The practice of culling CWD-positive herds to minimize the risk of spreading the disease has raised some concerns about negative impacts on population viability. However, we did not detect population bottlenecks, and allelic diversity was equal to (or greater than) that documented in other regional studies (Anderson et al. 2002; Blanchong 2003), suggesting that reductions in deer abundance did not result in an observable loss of genetic diversity within the time frame examined. More importantly, as predicted by theoretical studies (Lloyd-Smith et al. 2005) and modelling scenarios (Wasserberg et al. 2009) to date, culling as a management strategy has lowered prevalence in CWD-positive areas in Illinois and minimized its spread to other areas (H.Y. Weng, unpublished data). These are optimistic results in an otherwise rather bleak prognosis on containment and potential eradication of CWD.

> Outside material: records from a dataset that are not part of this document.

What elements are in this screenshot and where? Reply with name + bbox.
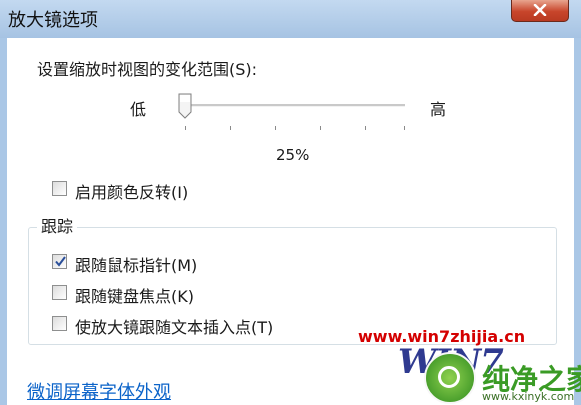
- tracking-group-label: 跟踪: [37, 213, 78, 237]
- zoom-percent-value: 25%: [276, 146, 310, 164]
- magnifier-options-dialog: 放大镜选项 设置缩放时视图的变化范围(S): 低 高 25% 启用颜色反转(I)…: [0, 0, 581, 405]
- zoom-range-label: 设置缩放时视图的变化范围(S):: [37, 60, 258, 79]
- zoom-high-label: 高: [430, 100, 447, 119]
- zoom-slider-thumb[interactable]: [178, 93, 192, 119]
- watermark-site-url: www.kxinyk.com: [482, 390, 575, 403]
- slider-tick: [230, 126, 231, 130]
- title-bar: 放大镜选项: [0, 0, 581, 38]
- follow-keyboard-checkbox[interactable]: [52, 285, 67, 300]
- watermark-badge-icon: [424, 352, 476, 404]
- checkmark-icon: [55, 256, 66, 267]
- close-button[interactable]: [511, 0, 569, 22]
- follow-text-cursor-checkbox[interactable]: [52, 316, 67, 331]
- adjust-font-link[interactable]: 微调屏幕字体外观: [27, 378, 171, 404]
- color-invert-checkbox[interactable]: [52, 181, 67, 196]
- zoom-low-label: 低: [130, 100, 147, 119]
- slider-tick: [185, 126, 186, 130]
- follow-keyboard-label[interactable]: 跟随键盘焦点(K): [75, 283, 194, 307]
- color-invert-label[interactable]: 启用颜色反转(I): [75, 179, 188, 203]
- close-icon: [533, 4, 547, 16]
- slider-tick: [320, 126, 321, 130]
- slider-tick: [275, 126, 276, 130]
- power-icon: [438, 366, 460, 388]
- slider-tick: [365, 126, 366, 130]
- slider-tick: [404, 126, 405, 130]
- follow-mouse-label[interactable]: 跟随鼠标指针(M): [75, 252, 197, 276]
- follow-mouse-checkbox[interactable]: [52, 254, 67, 269]
- window-title: 放大镜选项: [8, 10, 98, 31]
- zoom-slider-track[interactable]: [183, 104, 405, 107]
- follow-text-cursor-label[interactable]: 使放大镜跟随文本插入点(T): [75, 314, 273, 338]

Our findings have shown that in heterogeneous landscapes such as Illinois, white-tailed deer populations are maintained by long-distance male dispersal and female philopatry. Profound differences in males and female genetic structure underscore the importance of utilizing several statistical approaches to quantify gene flow at varying spatial scales. With this comparative approach, we were able to make meaningful conclusions about the genders despite vast differences in their movement behaviours. This work contributes to an overall understanding of deer population genetics and wildlife disease while providing a larger context for the comparison of demography, behaviour and genetic tendencies of deer in Midwestern North America. Furthermore, our study has shown that with careful analysis indirect estimates of movement can be obtained from samples collected through disease surveillance, a finding that offers great potential for future studies examining the interplay between disease and dispersal. To limit spatial expansion of infectious disease outbreaks in cervids, males should be targeted for harvest and surveillance across a broad geographic range as they are readily capable of spreading disease across >100 km. Additionally, we agree with Grear et al. (2010) in that harvesting matriarchal groups would help prevent the establishment of disease foci by decreasing the risk for horizontal transmission among philopatric females.